Но Анжелика и слышать ничего не хотела о том, чтобы что-то изменить в Борином характере. У нее был самый лучший, самый правильный мальчик на свете.
А поскольку одного лучшего мальчика ей было вполне достаточно, то внеплановая беременность повергла Анжелику Сергеевну в ужас. Аборт оказалось делать поздно, а о том, чтобы рожать, и речи быть не могло. В конце концов она собиралась через пару лет плотно засесть за диссертацию! Да и нельзя было бросать преподавательскую деятельность в институте, где она работала, – на ее место метила куча завистников.
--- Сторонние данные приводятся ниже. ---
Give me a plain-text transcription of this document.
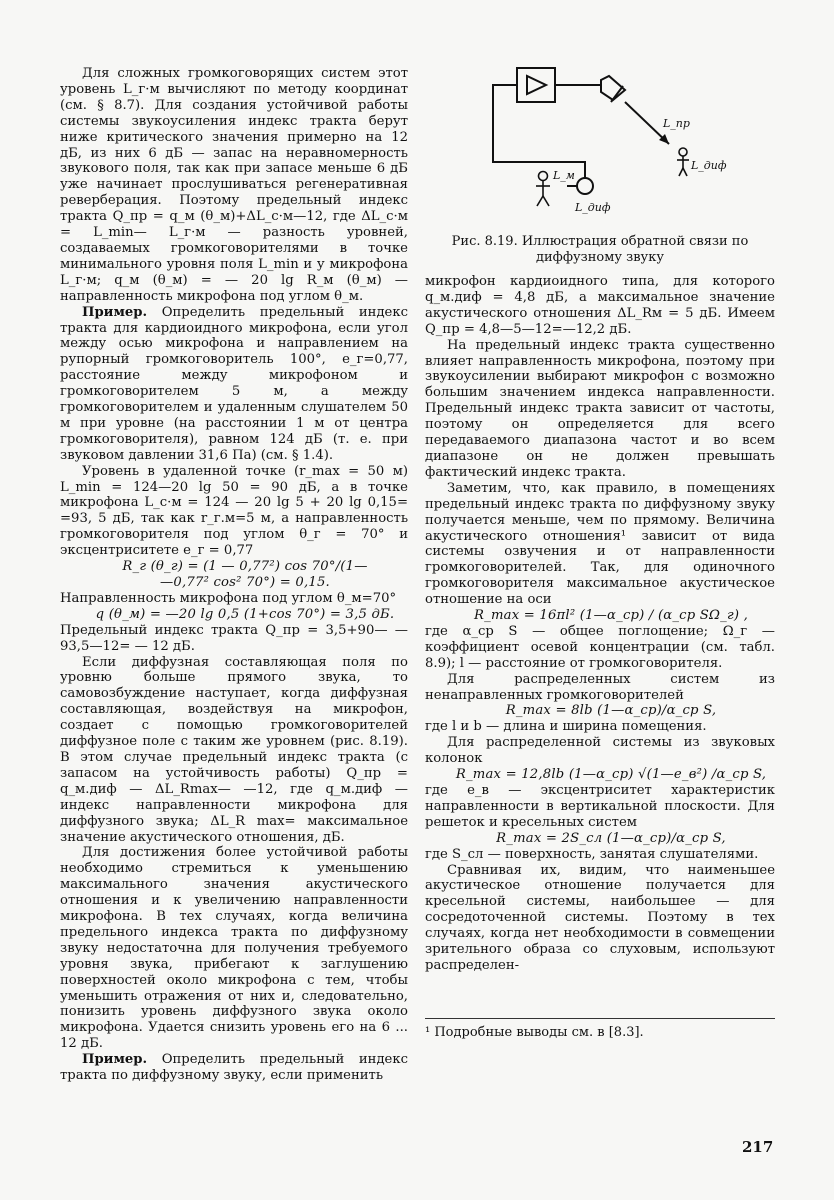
Для сложных громкоговорящих систем этот уровень L_г·м вычисляют по методу координат (см. § 8.7). Для создания устойчивой работы системы звукоусиления индекс тракта берут ниже критического значения примерно на 12 дБ, из них 6 дБ — запас на неравномерность звукового поля, так как при запасе меньше 6 дБ уже начинает прослушиваться регенеративная реверберация. Поэтому предельный индекс тракта Q_пр = q_м (θ_м)+ΔL_с·м—12, где ΔL_с·м = L_min— L_г·м — разность уровней, создаваемых громкоговорителями в точке минимального уровня поля L_min и у микрофона L_г·м; q_м (θ_м) = — 20 lg R_м (θ_м) — направленность микрофона под углом θ_м.

Пример. Определить предельный индекс тракта для кардиоидного микрофона, если угол между осью микрофона и направлением на рупорный громкоговоритель 100°, e_г=0,77, расстояние между микрофоном и громкоговорителем 5 м, а между громкоговорителем и удаленным слушателем 50 м при уровне (на расстоянии 1 м от центра громкоговорителя), равном 124 дБ (т. е. при звуковом давлении 31,6 Па) (см. § 1.4).

Уровень в удаленной точке (r_max = 50 м) L_min = 124—20 lg 50 = 90 дБ, а в точке микрофона L_с·м = 124 — 20 lg 5 + 20 lg 0,15= =93, 5 дБ, так как r_г.м=5 м, а направленность громкоговорителя под углом θ_г = 70° и эксцентриситете e_г = 0,77

R_г (θ_г) = (1 — 0,77²) cos 70°/(1—

—0,77² cos² 70°) = 0,15.

Направленность микрофона под углом θ_м=70°

q (θ_м) = —20 lg 0,5 (1+cos 70°) = 3,5 дБ.

Предельный индекс тракта Q_пр = 3,5+90— —93,5—12= — 12 дБ.

Если диффузная составляющая поля по уровню больше прямого звука, то самовозбуждение наступает, когда диффузная составляющая, воздействуя на микрофон, создает с помощью громкоговорителей диффузное поле с таким же уровнем (рис. 8.19). В этом случае предельный индекс тракта (с запасом на устойчивость работы) Q_пр = q_м.диф — ΔL_Rmax— —12, где q_м.диф — индекс направленности микрофона для диффузного звука; ΔL_R max= максимальное значение акустического отношения, дБ.

Для достижения более устойчивой работы необходимо стремиться к уменьшению максимального значения акустического отношения и к увеличению направленности микрофона. В тех случаях, когда величина предельного индекса тракта по диффузному звуку недостаточна для получения требуемого уровня звука, прибегают к заглушению поверхностей около микрофона с тем, чтобы уменьшить отражения от них и, следовательно, понизить уровень диффузного звука около микрофона. Удается снизить уровень его на 6 ... 12 дБ.

Пример. Определить предельный индекс тракта по диффузному звуку, если применить

L_пр
L_диф
L_м
L_диф
Рис. 8.19. Иллюстрация обратной связи по
диффузному звуку

микрофон кардиоидного типа, для которого q_м.диф = 4,8 дБ, а максимальное значение акустического отношения ΔL_Rм = 5 дБ. Имеем Q_пр = 4,8—5—12=—12,2 дБ.

На предельный индекс тракта существенно влияет направленность микрофона, поэтому при звукоусилении выбирают микрофон с возможно большим значением индекса направленности. Предельный индекс тракта зависит от частоты, поэтому он определяется для всего передаваемого диапазона частот и во всем диапазоне он не должен превышать фактический индекс тракта.

Заметим, что, как правило, в помещениях предельный индекс тракта по диффузному звуку получается меньше, чем по прямому. Величина акустического отношения¹ зависит от вида системы озвучения и от направленности громкоговорителей. Так, для одиночного громкоговорителя максимальное акустическое отношение на оси

R_max = 16πl² (1—α_ср) / (α_ср SΩ_г) ,

где α_ср S — общее поглощение; Ω_г — коэффициент осевой концентрации (см. табл. 8.9); l — расстояние от громкоговорителя.

Для распределенных систем из ненаправленных громкоговорителей

R_max = 8lb (1—α_ср)/α_ср S,

где l и b — длина и ширина помещения.

Для распределенной системы из звуковых колонок

R_max = 12,8lb (1—α_ср) √(1—e_в²) /α_ср S,

где e_в — эксцентриситет характеристик направленности в вертикальной плоскости. Для решеток и кресельных систем

R_max = 2S_сл (1—α_ср)/α_ср S,

где S_сл — поверхность, занятая слушателями.

Сравнивая их, видим, что наименьшее акустическое отношение получается для кресельной системы, наибольшее — для сосредоточенной системы. Поэтому в тех случаях, когда нет необходимости в совмещении зрительного образа со слуховым, используют распределен-

¹ Подробные выводы см. в [8.3].
217
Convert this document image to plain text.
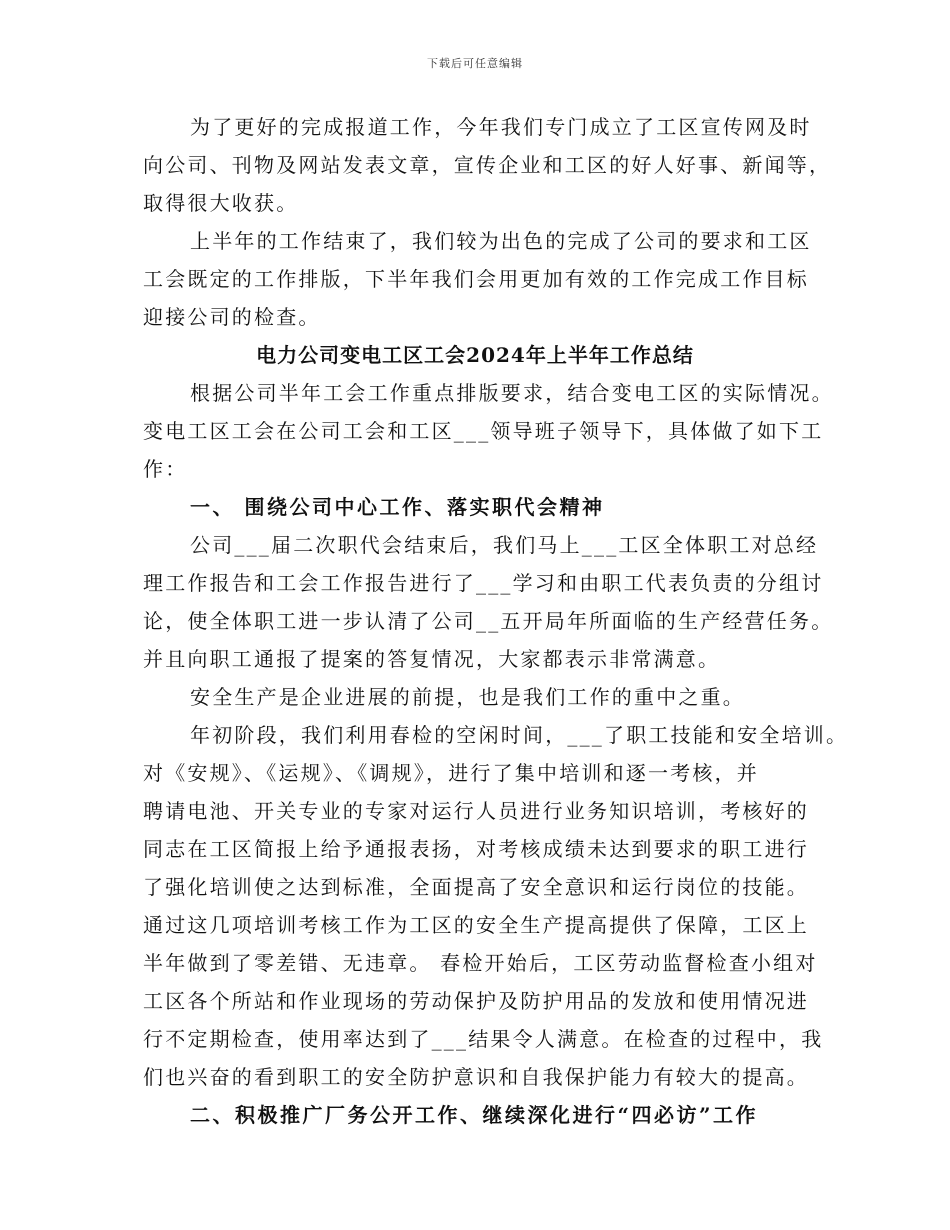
下载后可任意编辑
为了更好的完成报道工作，今年我们专门成立了工区宣传网及时
向公司、刊物及网站发表文章，宣传企业和工区的好人好事、新闻等，
取得很大收获。
上半年的工作结束了，我们较为出色的完成了公司的要求和工区
工会既定的工作排版，下半年我们会用更加有效的工作完成工作目标
迎接公司的检查。
电力公司变电工区工会2024年上半年工作总结
根据公司半年工会工作重点排版要求，结合变电工区的实际情况。
变电工区工会在公司工会和工区___领导班子领导下，具体做了如下工
作：
一、 围绕公司中心工作、落实职代会精神
公司___届二次职代会结束后，我们马上___工区全体职工对总经
理工作报告和工会工作报告进行了___学习和由职工代表负责的分组讨
论，使全体职工进一步认清了公司__五开局年所面临的生产经营任务。
并且向职工通报了提案的答复情况，大家都表示非常满意。
安全生产是企业进展的前提，也是我们工作的重中之重。
年初阶段，我们利用春检的空闲时间，___了职工技能和安全培训。
对《安规》、《运规》、《调规》，进行了集中培训和逐一考核，并
聘请电池、开关专业的专家对运行人员进行业务知识培训，考核好的
同志在工区简报上给予通报表扬，对考核成绩未达到要求的职工进行
了强化培训使之达到标准，全面提高了安全意识和运行岗位的技能。
通过这几项培训考核工作为工区的安全生产提高提供了保障，工区上
半年做到了零差错、无违章。 春检开始后，工区劳动监督检查小组对
工区各个所站和作业现场的劳动保护及防护用品的发放和使用情况进
行不定期检查，使用率达到了___结果令人满意。在检查的过程中，我
们也兴奋的看到职工的安全防护意识和自我保护能力有较大的提高。
二、积极推广厂务公开工作、继续深化进行“四必访”工作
Аркадий, узнав о перспективе повторного отцовства, настроился решительно.
– Делай справку – и марш на аборт! Куда только смотрела, корова! – упрекнул он супругу. – Образованная женщина в наше время вообще не может забеременеть без своего желания. Вся медицина на вас работает, столько врачей стараются…
Но Анжелика Сергеевна в грубой форме посоветовала мужу не нести ахинею и подумать, что же им делать дальше. Связи у них обоих были исключительно в преподавательской среде, и как покупаются справки с показаниями к аборту на таком позднем сроке, они не знали.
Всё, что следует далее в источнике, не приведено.